This World Economic Forum (WEF)Meeting these days in Davos, Switzerland, the scene changed. Now is not the time to stop the conversations. The socioeconomic context requires action and there is little room for exceptions. For example, it occurs when the Islands ask the European Union (EU) to exempt them from the rate against emissions from air transport. Luis Alvarado of the Canary Islands, senior adviser to the WEF Climate Team, warned yesterday that biofuels already exist and the unknowns about their use “go through will, not science.”
Alvarado pointed out that the Davos Forum exists precisely to “commit” economic actors to “adopt concrete commitments”. “Not just fuels, but also green cement, steel and aluminum.” afflicted. Then why aren’t they used if all the pace is slow in the race against climate change? “For the price,” said the attendee at the Climate Change Summit (COP26), held in Glasgow last November.
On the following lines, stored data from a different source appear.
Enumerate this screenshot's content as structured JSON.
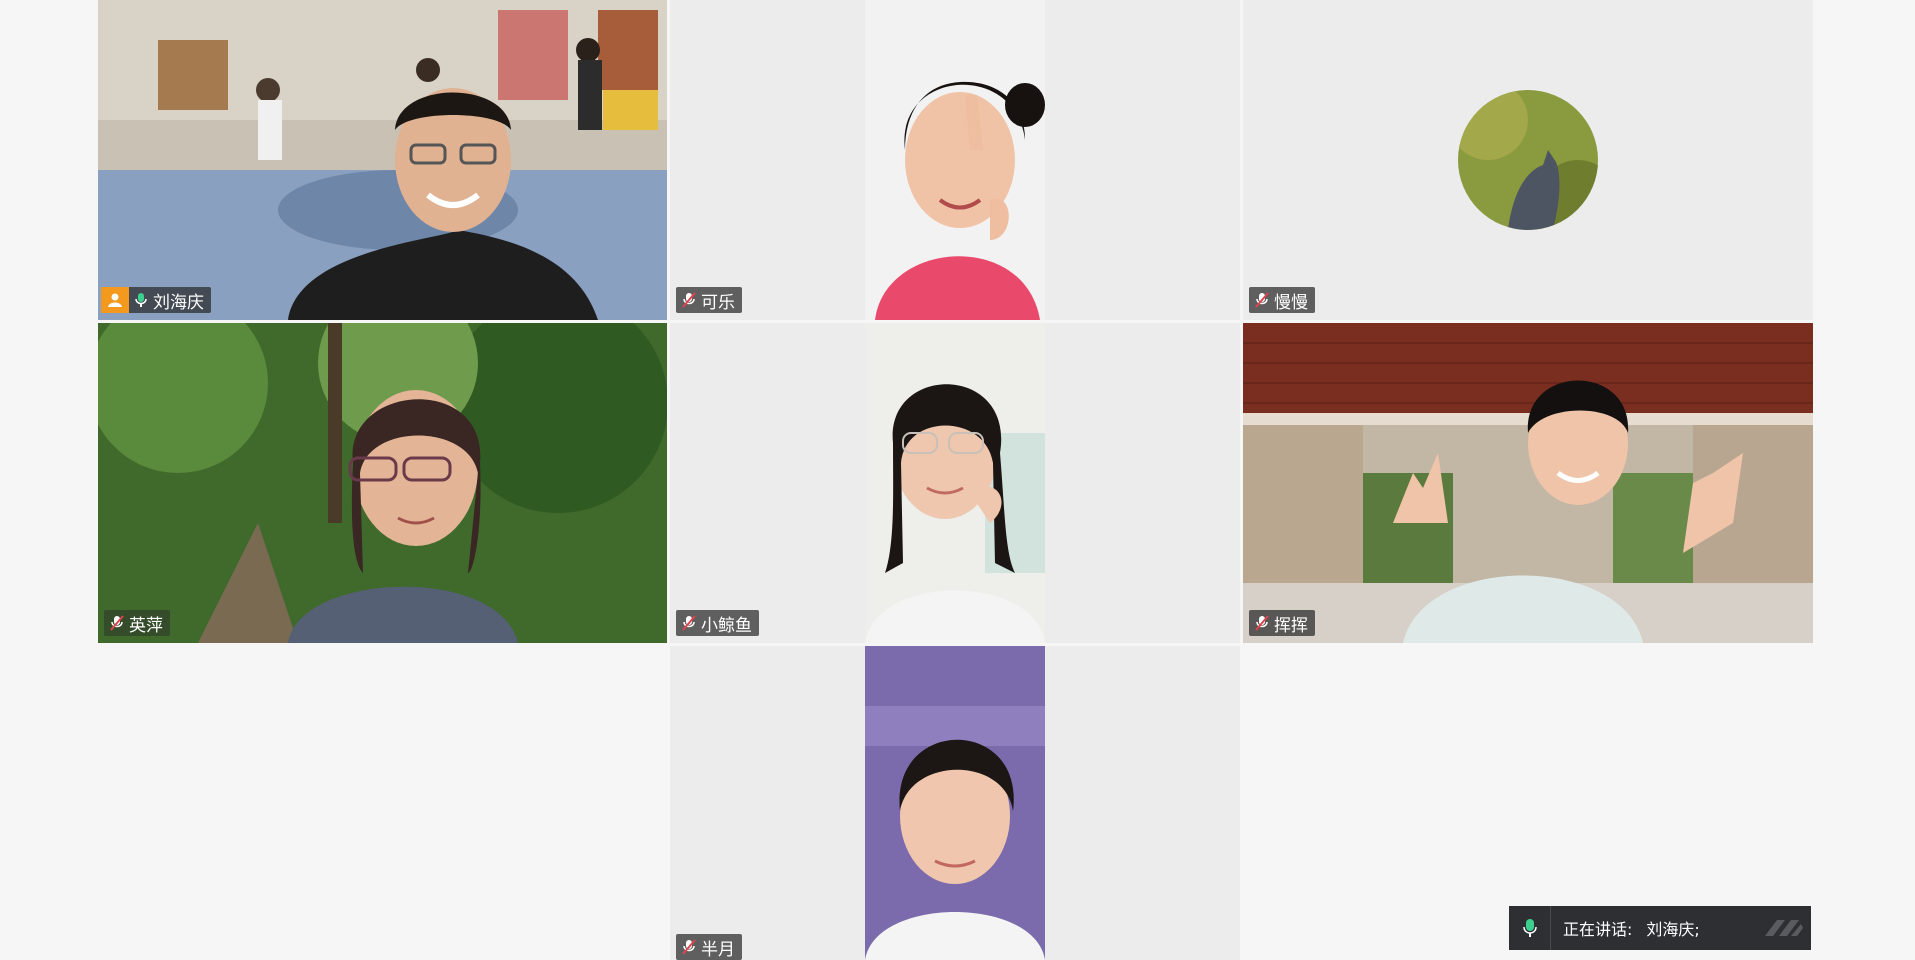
{
  "participants": [
    {
      "name": "刘海庆",
      "host": true,
      "speaking": true,
      "mic": "on"
    },
    {
      "name": "可乐",
      "mic": "muted"
    },
    {
      "name": "慢慢",
      "mic": "muted"
    },
    {
      "name": "英萍",
      "mic": "muted"
    },
    {
      "name": "小鲸鱼",
      "mic": "muted"
    },
    {
      "name": "挥挥",
      "mic": "muted"
    },
    {
      "name": "半月",
      "mic": "muted"
    }
  ],
  "speaker_bar": {
    "label": "正在讲话:",
    "name": "刘海庆;"
  },
  "colors": {
    "active_border": "#3ccf8e",
    "host_badge": "#f39a1e",
    "speaker_bar_bg": "#2e2f33",
    "mic_green": "#3ccf8e",
    "mic_muted": "#e0444e"
  },
  "icons": [
    "user-icon",
    "mic-icon",
    "mic-muted-icon",
    "drag-handle-icon"
  ]
}
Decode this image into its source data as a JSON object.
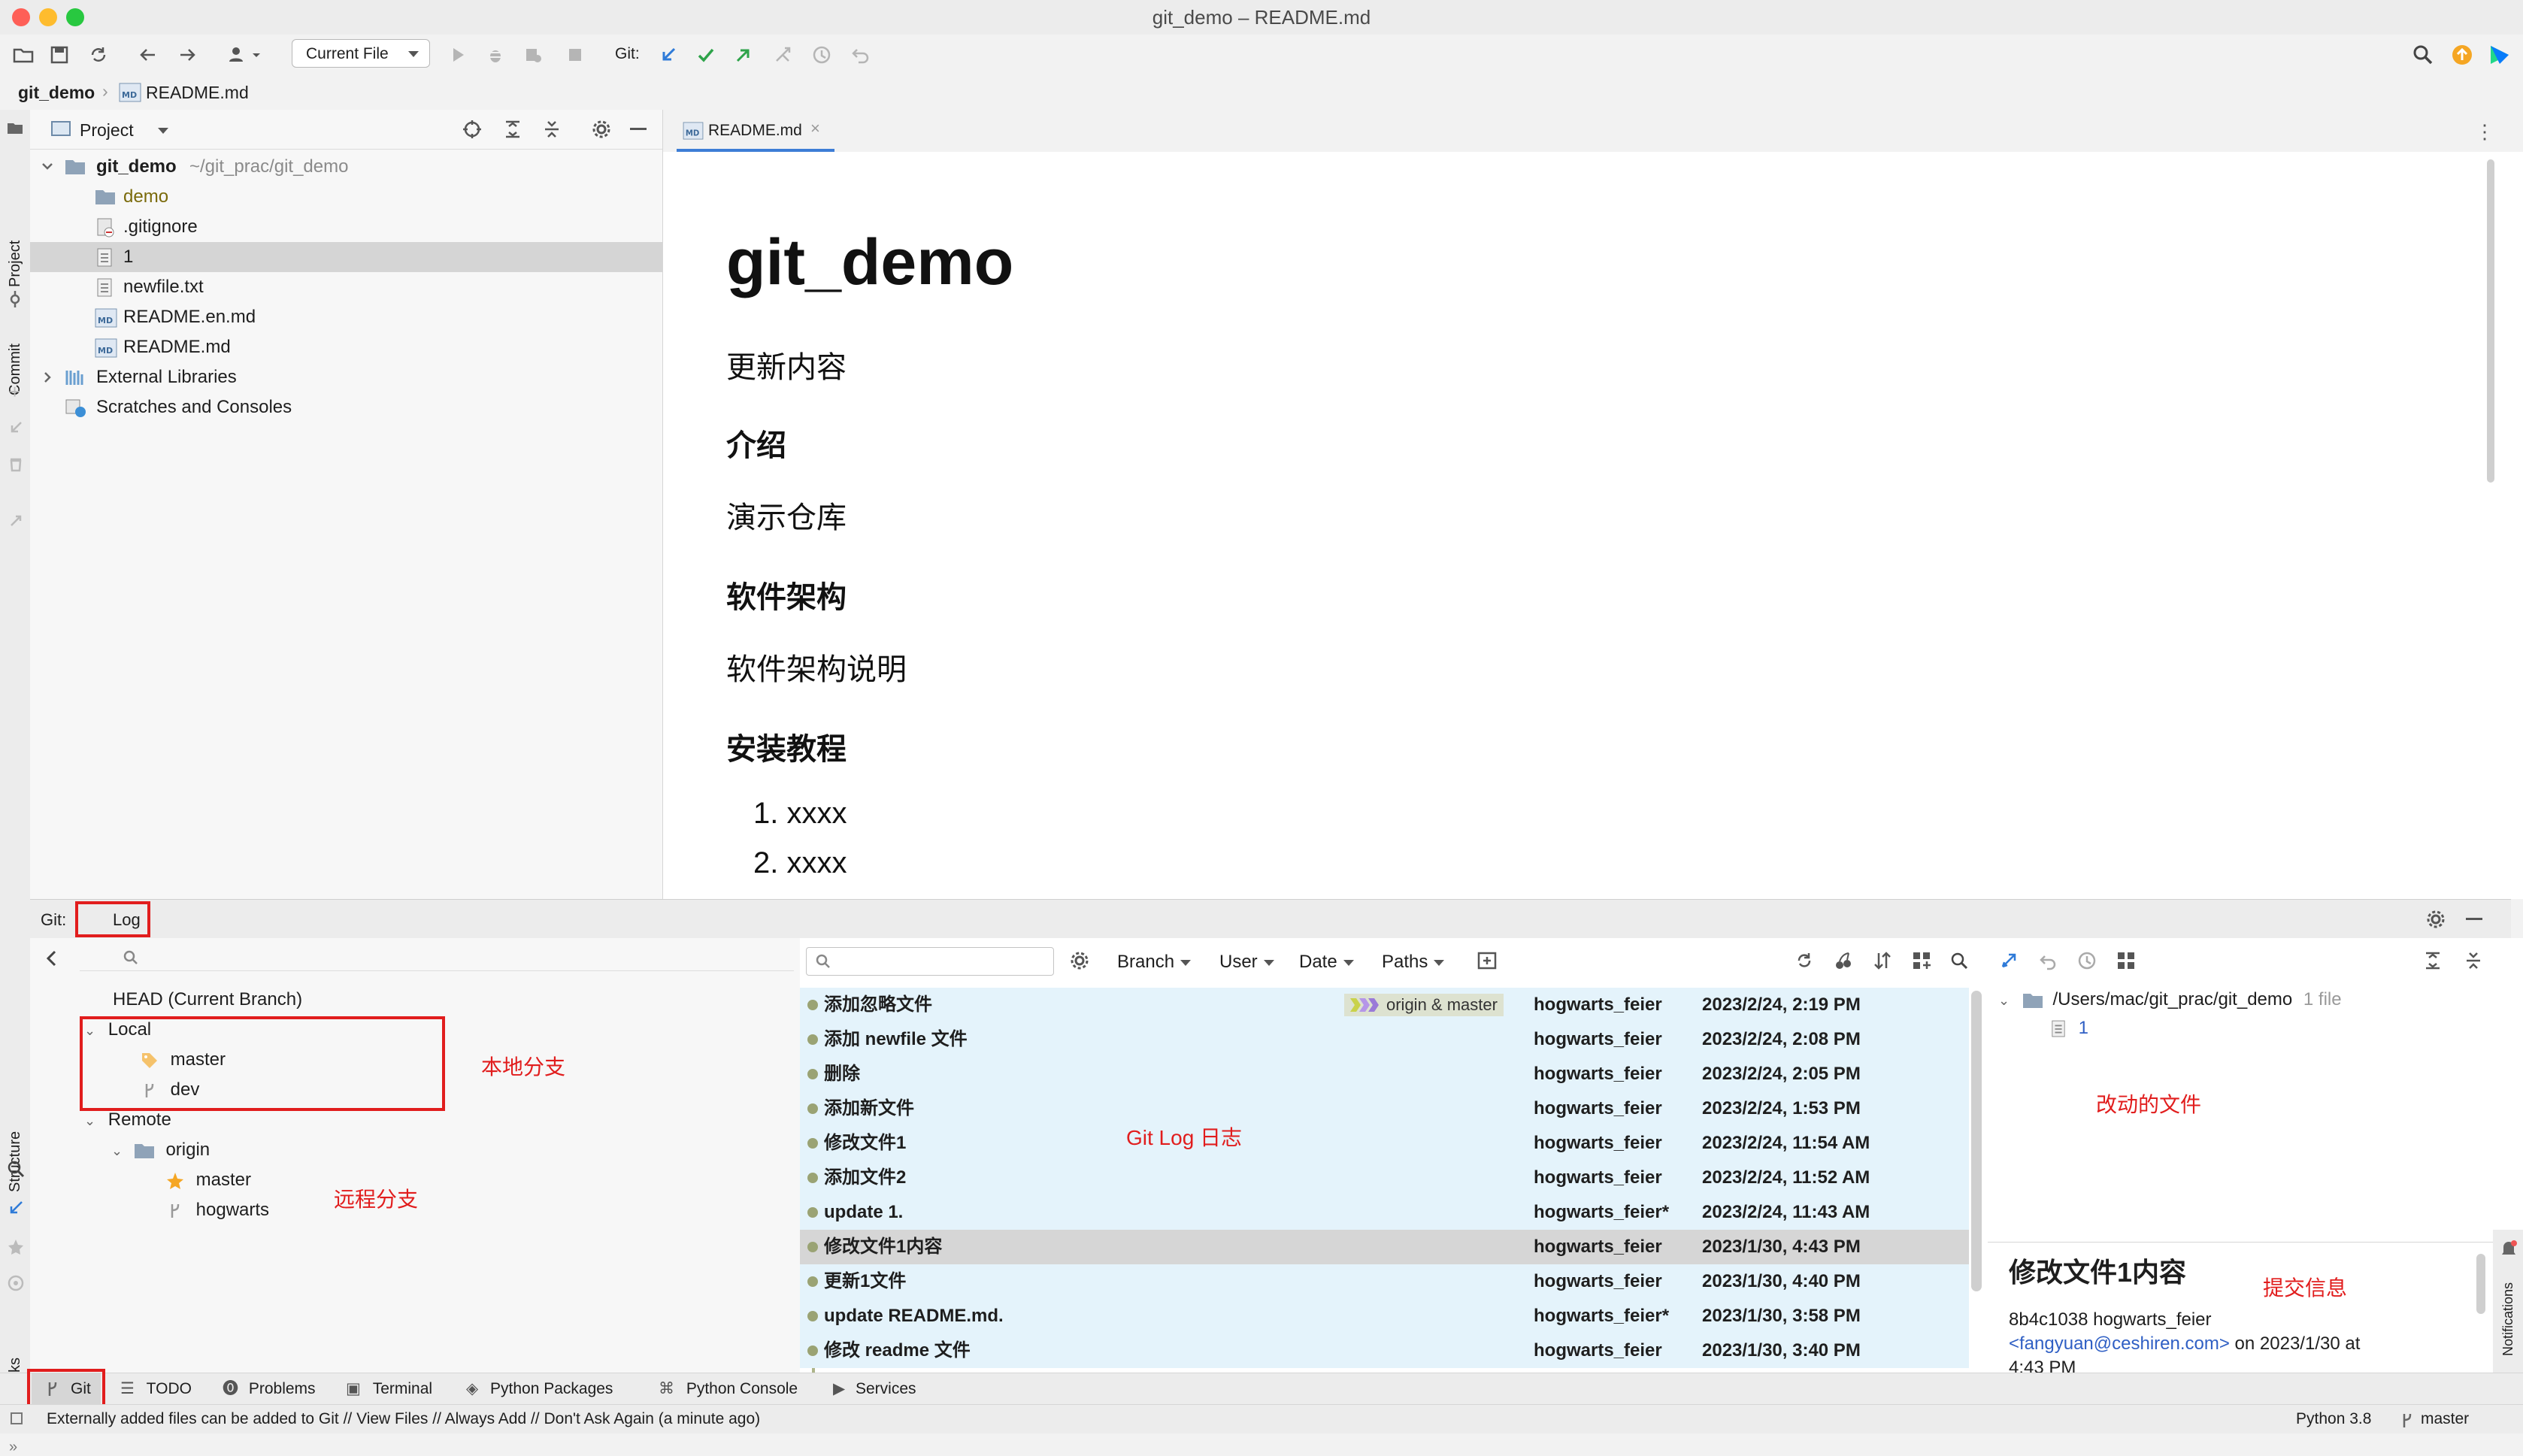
{
  "window": {
    "title": "git_demo – README.md"
  },
  "toolbar": {
    "run_config": "Current File",
    "git_label": "Git:"
  },
  "breadcrumb": {
    "project": "git_demo",
    "file": "README.md"
  },
  "left_stripe": {
    "project": "Project",
    "commit": "Commit",
    "structure": "Structure",
    "bookmarks": "Bookmarks"
  },
  "right_stripe": {
    "notifications": "Notifications"
  },
  "project_panel": {
    "title": "Project",
    "root_name": "git_demo",
    "root_path": "~/git_prac/git_demo",
    "items": [
      {
        "label": "demo",
        "icon": "folder-icon"
      },
      {
        "label": ".gitignore",
        "icon": "gitignore-file-icon"
      },
      {
        "label": "1",
        "icon": "text-file-icon"
      },
      {
        "label": "newfile.txt",
        "icon": "text-file-icon"
      },
      {
        "label": "README.en.md",
        "icon": "markdown-file-icon"
      },
      {
        "label": "README.md",
        "icon": "markdown-file-icon"
      }
    ],
    "external_libraries": "External Libraries",
    "scratches": "Scratches and Consoles"
  },
  "editor": {
    "tab_label": "README.md",
    "h1": "git_demo",
    "intro_text": "更新内容",
    "h_intro": "介绍",
    "p_intro": "演示仓库",
    "h_arch": "软件架构",
    "p_arch": "软件架构说明",
    "h_install": "安装教程",
    "list": [
      "xxxx",
      "xxxx"
    ]
  },
  "git_window": {
    "label": "Git:",
    "tab": "Log",
    "branches": {
      "head": "HEAD (Current Branch)",
      "local": "Local",
      "local_branches": [
        "master",
        "dev"
      ],
      "remote": "Remote",
      "origin": "origin",
      "remote_branches": [
        "master",
        "hogwarts"
      ]
    },
    "log_filters": {
      "branch": "Branch",
      "user": "User",
      "date": "Date",
      "paths": "Paths"
    },
    "commits": [
      {
        "message": "添加忽略文件",
        "author": "hogwarts_feier",
        "date": "2023/2/24, 2:19 PM",
        "refs": "origin & master"
      },
      {
        "message": "添加 newfile 文件",
        "author": "hogwarts_feier",
        "date": "2023/2/24, 2:08 PM"
      },
      {
        "message": "删除",
        "author": "hogwarts_feier",
        "date": "2023/2/24, 2:05 PM"
      },
      {
        "message": "添加新文件",
        "author": "hogwarts_feier",
        "date": "2023/2/24, 1:53 PM"
      },
      {
        "message": "修改文件1",
        "author": "hogwarts_feier",
        "date": "2023/2/24, 11:54 AM"
      },
      {
        "message": "添加文件2",
        "author": "hogwarts_feier",
        "date": "2023/2/24, 11:52 AM"
      },
      {
        "message": "update 1.",
        "author": "hogwarts_feier*",
        "date": "2023/2/24, 11:43 AM"
      },
      {
        "message": "修改文件1内容",
        "author": "hogwarts_feier",
        "date": "2023/1/30, 4:43 PM",
        "selected": true
      },
      {
        "message": "更新1文件",
        "author": "hogwarts_feier",
        "date": "2023/1/30, 4:40 PM"
      },
      {
        "message": "update README.md.",
        "author": "hogwarts_feier*",
        "date": "2023/1/30, 3:58 PM"
      },
      {
        "message": "修改 readme 文件",
        "author": "hogwarts_feier",
        "date": "2023/1/30, 3:40 PM"
      }
    ],
    "changes": {
      "path": "/Users/mac/git_prac/git_demo",
      "count": "1 file",
      "file": "1"
    },
    "details": {
      "title": "修改文件1内容",
      "hash_author": "8b4c1038 hogwarts_feier",
      "email": "<fangyuan@ceshiren.com>",
      "on_date": "on 2023/1/30 at",
      "time_partial": "4:43 PM"
    }
  },
  "annotations": {
    "local": "本地分支",
    "remote": "远程分支",
    "log": "Git Log 日志",
    "changed_files": "改动的文件",
    "commit_info": "提交信息"
  },
  "bottom_tabs": [
    "Git",
    "TODO",
    "Problems",
    "Terminal",
    "Python Packages",
    "Python Console",
    "Services"
  ],
  "status": {
    "message": "Externally added files can be added to Git // View Files // Always Add // Don't Ask Again (a minute ago)",
    "python": "Python 3.8",
    "branch": "master"
  },
  "colors": {
    "accent": "#2f7bd8",
    "annotation": "#e11d1d",
    "log_row_bg": "#e4f3fb",
    "selected_row": "#d6d6d6"
  }
}
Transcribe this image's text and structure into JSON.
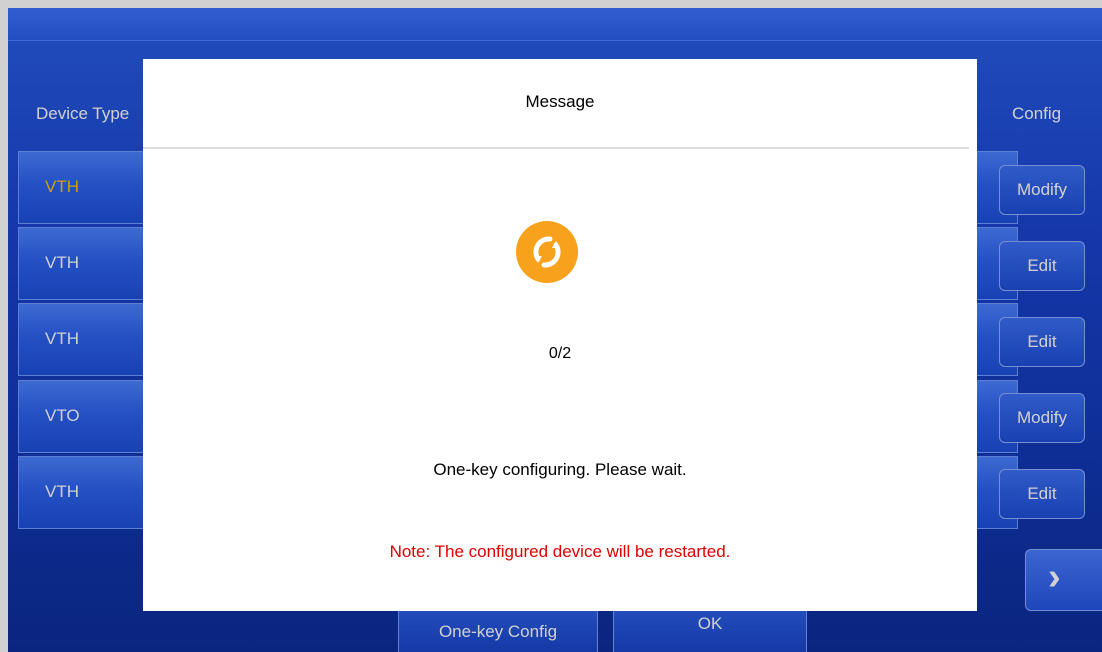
{
  "table": {
    "device_type_header": "Device Type",
    "config_header": "Config",
    "rows": [
      {
        "device_type": "VTH",
        "selected": true,
        "action": "Modify"
      },
      {
        "device_type": "VTH",
        "selected": false,
        "action": "Edit"
      },
      {
        "device_type": "VTH",
        "selected": false,
        "action": "Edit"
      },
      {
        "device_type": "VTO",
        "selected": false,
        "action": "Modify"
      },
      {
        "device_type": "VTH",
        "selected": false,
        "action": "Edit"
      }
    ]
  },
  "pagination": {
    "next_icon": "chevron-right-icon"
  },
  "bottom_bar": {
    "one_key_config_label": "One-key Config",
    "ok_label": "OK"
  },
  "dialog": {
    "title": "Message",
    "spinner_icon": "refresh-icon",
    "progress": "0/2",
    "status": "One-key configuring. Please wait.",
    "note": "Note: The configured device will be restarted."
  },
  "colors": {
    "selected_text": "#ffc400",
    "note": "#e00000",
    "spinner": "#f7a11c"
  }
}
The challenge is to persuade the public and private sectors – “promoting cooperation between them is an urgency that we also took on at Davos”, indicated that investments in biofuels should be made. To the extent that this is achieved, demand pressure will lead to an increase in production in the markets and a decrease in its price. “It’s time to set the dates and deliver a strong boost in green investment,” said this Gran Canaria, born in 1989 and named last year by the Nova Talent platform among the 111 most influential professional profiles in Spain.
Both the Canarian Government and the opposition have warned, in different ways, that the Archipelago should have specific deadlines for the imposition of the tax on emissions produced by air transport. At the RUP Presidents Conference in Martinique last week, Commissioner for Cohesion and Reforms (Regional Policy), Elisa Ferreira, said: in remote areas this rate will not apply until 2030, but only on routes that connect them to the rest of their respective state territories. The inter-island grace period is also expected to apply; Brussels is ready for this.
But the regional president Angel Victor Torres she wants more. The Canary Islands’ dependence on tourist activities makes it worthwhile to extend this exemption to aircraft bringing in visitors who, in his and business class’s view, sustain a good part of the region’s economy.
In this context, Teresa Ribera, Minister of Ecological Transition, Yesterday in Santa Cruz de Tenerife, he admitted his ignorance of the Torres Executive’s proposal, even though he suggested that any question coming to him from the autonomous community was always “very reasonable”; in this case, because moving from a RUP is “not easy”. Therefore, the minister encouraged “careful care” to transport methods and relative costs to avoid discrimination against Canarian residents and to prevent the accommodation business from losing its competitiveness.
Will the Canary Islands achieve their goal? There is nothing to exclude this, but Luis Alvarado made it clear that the World Economic Forum followed the opposite, intense public-private cooperation served in this regard. anticipate and create an investment framework promoting the consumption of biofuels compared to today’s highly polluting ones.
“We need to get up to speed, it’s time to act,” warned the World Economic Forum’s Climate Program senior adviser. This attitude will entail, among other issues, that the Islands are already the “test bed” for the often-mentioned new technologies, but that it hasn’t finished getting started. “It is true that all these problems cannot be solved overnight, but action needs to be taken.” Alvarado is over.